Until very recently, a series of forms from the Late Devonian of Europe, Greenland and North America (that formed a tropical landmass at the time) appeared to provide a neat sequence of forms that illustrated a greatly improved textbook account of the emergence of legged vertebrates. Intermediate forms (or ‘Élpistostegids’) had basic legs that still ended in fin webs rather than toes, lost their back fins and could move their heads like tetrapods. They had eyes on the top of their heads like alligators. Conveniently fossils of these creatures seemed to fall in age between those of conventionally fishy lobe-finned-fish, and the earliest tetrapods.

But as is often the case this neat new linear model has in turn been shaken up by new discoveries.

In the past five years, tetrapod track-ways from as early as the mid-Devonian have been identified in various parts of the world, indicating that known intermediate-type forms were living side by side with tetrapods. In addition, intermediate forms showing contradictory combinations of ádvanced’ and ‘primitive’ features have shown that the evolution of tetrapods is a lot more complicated, or ‘branchier’ than was earlier believed.

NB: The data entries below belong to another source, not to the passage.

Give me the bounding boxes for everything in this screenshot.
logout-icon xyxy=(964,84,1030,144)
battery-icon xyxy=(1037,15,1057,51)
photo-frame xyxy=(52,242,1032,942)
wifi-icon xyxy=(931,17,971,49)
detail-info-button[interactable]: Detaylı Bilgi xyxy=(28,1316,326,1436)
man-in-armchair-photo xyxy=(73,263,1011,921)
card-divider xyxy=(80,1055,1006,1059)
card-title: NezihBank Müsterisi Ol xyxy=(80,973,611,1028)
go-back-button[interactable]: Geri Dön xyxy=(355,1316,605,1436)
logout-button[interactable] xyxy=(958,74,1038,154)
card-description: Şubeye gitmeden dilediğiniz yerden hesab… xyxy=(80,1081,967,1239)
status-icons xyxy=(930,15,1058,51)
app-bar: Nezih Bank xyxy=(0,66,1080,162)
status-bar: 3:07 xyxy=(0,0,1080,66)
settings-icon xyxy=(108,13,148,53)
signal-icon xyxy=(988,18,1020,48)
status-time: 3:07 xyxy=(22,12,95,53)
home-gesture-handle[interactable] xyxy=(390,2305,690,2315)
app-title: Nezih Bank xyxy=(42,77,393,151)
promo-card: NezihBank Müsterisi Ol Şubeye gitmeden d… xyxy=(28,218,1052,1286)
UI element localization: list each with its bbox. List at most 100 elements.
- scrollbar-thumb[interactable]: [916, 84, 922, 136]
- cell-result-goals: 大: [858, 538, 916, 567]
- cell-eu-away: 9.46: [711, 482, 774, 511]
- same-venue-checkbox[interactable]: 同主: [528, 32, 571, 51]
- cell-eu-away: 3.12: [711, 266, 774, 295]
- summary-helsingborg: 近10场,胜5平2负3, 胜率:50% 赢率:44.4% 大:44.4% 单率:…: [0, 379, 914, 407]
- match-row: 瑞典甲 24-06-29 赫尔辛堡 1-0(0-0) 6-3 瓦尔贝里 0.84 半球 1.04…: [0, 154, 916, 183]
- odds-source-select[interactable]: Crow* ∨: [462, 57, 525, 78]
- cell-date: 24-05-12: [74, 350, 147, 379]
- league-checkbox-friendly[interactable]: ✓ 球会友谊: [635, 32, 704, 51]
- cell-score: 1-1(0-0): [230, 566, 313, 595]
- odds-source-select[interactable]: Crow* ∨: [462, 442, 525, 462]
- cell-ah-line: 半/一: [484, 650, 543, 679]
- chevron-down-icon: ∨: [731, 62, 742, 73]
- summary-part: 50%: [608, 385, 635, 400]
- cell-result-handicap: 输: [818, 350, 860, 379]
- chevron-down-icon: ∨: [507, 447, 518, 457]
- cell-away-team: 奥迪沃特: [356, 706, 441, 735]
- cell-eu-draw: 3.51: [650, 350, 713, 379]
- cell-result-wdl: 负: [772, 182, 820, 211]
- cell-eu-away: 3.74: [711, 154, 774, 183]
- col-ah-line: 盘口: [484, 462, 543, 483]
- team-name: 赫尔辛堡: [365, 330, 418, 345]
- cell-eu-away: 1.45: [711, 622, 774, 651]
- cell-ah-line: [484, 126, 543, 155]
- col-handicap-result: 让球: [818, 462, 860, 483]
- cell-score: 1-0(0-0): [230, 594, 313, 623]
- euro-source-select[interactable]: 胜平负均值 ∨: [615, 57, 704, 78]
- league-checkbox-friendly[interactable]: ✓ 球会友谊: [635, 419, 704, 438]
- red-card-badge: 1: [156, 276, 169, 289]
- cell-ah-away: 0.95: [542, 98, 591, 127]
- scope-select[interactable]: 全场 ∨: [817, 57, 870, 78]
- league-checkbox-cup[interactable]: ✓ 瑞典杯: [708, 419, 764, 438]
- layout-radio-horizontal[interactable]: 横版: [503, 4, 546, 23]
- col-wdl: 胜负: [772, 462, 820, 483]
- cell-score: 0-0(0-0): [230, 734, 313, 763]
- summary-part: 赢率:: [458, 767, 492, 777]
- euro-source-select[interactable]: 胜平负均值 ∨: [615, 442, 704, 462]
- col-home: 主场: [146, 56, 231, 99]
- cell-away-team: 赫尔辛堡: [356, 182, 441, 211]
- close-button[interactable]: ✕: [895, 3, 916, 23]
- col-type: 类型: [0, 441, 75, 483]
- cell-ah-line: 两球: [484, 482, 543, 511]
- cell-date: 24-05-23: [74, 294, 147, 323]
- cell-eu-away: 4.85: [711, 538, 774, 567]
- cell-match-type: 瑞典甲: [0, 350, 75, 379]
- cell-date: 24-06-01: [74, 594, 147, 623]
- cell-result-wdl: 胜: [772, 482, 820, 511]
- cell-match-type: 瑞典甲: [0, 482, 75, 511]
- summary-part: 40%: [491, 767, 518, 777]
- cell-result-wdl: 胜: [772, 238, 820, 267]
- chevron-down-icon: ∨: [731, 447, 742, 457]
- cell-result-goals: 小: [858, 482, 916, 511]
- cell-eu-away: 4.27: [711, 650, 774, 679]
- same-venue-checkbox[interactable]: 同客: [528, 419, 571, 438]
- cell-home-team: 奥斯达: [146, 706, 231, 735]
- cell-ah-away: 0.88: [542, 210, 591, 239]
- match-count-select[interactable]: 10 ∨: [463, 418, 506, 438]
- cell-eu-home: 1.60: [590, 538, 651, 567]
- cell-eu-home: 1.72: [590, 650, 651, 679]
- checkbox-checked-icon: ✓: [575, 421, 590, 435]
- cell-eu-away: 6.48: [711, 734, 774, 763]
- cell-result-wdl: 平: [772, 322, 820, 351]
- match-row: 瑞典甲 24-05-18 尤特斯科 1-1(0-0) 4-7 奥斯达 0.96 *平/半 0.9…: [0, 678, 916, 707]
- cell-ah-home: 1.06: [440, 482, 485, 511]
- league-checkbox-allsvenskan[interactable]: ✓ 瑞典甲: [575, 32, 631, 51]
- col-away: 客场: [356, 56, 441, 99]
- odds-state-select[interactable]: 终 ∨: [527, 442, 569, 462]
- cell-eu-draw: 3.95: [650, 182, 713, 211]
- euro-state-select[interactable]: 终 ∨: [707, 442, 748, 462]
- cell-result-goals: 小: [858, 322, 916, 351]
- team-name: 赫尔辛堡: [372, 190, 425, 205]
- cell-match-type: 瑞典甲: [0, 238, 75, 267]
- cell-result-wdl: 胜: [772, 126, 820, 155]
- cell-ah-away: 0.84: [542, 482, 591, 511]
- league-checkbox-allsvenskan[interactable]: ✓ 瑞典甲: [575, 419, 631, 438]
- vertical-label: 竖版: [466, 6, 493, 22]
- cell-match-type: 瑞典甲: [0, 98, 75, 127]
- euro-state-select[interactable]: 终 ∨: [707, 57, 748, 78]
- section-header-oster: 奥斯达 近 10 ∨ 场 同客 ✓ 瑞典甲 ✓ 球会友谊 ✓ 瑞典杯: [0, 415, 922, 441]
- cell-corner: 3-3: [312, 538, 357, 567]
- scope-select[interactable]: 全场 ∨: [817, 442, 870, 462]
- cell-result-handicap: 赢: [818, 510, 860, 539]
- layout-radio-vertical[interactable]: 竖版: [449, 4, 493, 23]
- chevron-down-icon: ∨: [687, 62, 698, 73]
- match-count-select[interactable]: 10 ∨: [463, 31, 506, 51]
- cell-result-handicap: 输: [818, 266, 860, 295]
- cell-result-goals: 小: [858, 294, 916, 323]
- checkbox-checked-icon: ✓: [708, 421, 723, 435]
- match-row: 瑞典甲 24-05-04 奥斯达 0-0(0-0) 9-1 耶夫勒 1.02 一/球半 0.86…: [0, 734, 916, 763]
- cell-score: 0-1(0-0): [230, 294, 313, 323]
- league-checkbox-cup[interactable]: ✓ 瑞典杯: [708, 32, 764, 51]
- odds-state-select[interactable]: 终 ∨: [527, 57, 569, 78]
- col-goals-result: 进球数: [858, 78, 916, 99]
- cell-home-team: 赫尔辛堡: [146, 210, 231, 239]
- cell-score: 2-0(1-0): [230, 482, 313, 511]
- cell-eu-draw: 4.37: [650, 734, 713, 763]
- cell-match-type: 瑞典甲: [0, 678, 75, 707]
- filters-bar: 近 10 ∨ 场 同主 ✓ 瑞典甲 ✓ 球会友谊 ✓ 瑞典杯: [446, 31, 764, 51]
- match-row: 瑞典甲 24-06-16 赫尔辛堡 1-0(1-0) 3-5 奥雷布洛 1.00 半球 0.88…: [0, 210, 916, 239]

Ahlberg said it was not always a straightforward exercise to tell which tetrapod or elpistostegid developed earlier or which came later because some species were advanced in one particular aspect, while another species might be more advanced in completely different trait. It appears that the transition from fish to tetrapods was not an entirely linear progression.

He said that as scientists now have a clearer picture of the morphological changes in the transition period, more questions remain to be answered. He also suggested that more intriguing creatures are still to be found that might help to answer these questions.

Dr Gess has over the years discovered several remarkable fossils in the 360-million-year old black shale deposits he excavated from Waterloo Farm just outside Grahamstown. The fossils include, seaweeds and plants, a lamprey, a number of other fishes including a school of baby coelacanths and the pincer of an ancient scorpion. Per Ahlberg indicated that this site was unique for its age, a ‘lagerstatte’ in which the remains of an entire ecosystem are preserved.